Gene therapy expansion 

The last two examples Thorn gave of Novo Nordisk’s oligo-focused dealmaking sit in the gene therapy space. 

In May 2023, the firm inked a $225-335 million R&D collaboration with ElevateBio subsidiary Life Edit Therapeutics, with the aim of developing therapies for both rare genetic disorders and more prevalent cardiometabolic diseases. The deal gave access to Life Edit’s CRISPR base editing technology – a method of genome editing that converts one nucleotide base into another without cutting both strands of DNA.  

Meanwhile in September 2024, Novo Nordisk entered a collaboration with NanoVation, accessing the firm’s long-circulating lipid nanoparticle (lcLNP) technology. The firm says lcLNPs have the ability to deliver RNA to cells outside of the liver by aiding functional nucleic acid delivery to extrahepatic cell types. 
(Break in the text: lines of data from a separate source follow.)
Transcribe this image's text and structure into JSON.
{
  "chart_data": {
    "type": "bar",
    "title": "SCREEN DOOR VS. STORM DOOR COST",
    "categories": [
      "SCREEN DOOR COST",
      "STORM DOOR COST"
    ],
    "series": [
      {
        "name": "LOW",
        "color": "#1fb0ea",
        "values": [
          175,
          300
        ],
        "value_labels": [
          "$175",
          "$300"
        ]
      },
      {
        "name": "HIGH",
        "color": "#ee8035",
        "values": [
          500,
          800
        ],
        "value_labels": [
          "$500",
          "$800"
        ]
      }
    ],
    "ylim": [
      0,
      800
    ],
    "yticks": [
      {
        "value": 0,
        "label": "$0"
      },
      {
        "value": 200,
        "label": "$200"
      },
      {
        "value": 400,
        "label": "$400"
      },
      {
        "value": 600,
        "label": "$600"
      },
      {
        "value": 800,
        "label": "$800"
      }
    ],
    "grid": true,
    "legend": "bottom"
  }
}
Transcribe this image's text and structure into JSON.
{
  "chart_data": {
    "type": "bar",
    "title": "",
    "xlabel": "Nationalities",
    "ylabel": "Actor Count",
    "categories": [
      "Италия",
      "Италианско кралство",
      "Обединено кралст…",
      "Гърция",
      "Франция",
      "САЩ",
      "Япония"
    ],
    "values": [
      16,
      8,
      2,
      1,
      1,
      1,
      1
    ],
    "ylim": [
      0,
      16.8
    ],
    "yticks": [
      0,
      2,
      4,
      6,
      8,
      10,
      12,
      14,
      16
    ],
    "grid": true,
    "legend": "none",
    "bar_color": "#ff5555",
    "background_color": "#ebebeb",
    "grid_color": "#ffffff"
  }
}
Both of these deals are focused on multiple targets, “one of them being more cargo-focused, the other one more delivery-focused.” Like its other deals in the space, Novo Nordisk’s targets and expertise in biology complement the third-party tech platforms, Thorn said, with the question of how to “move that forward in the maturation into clinical candidates” as a permanent horizon.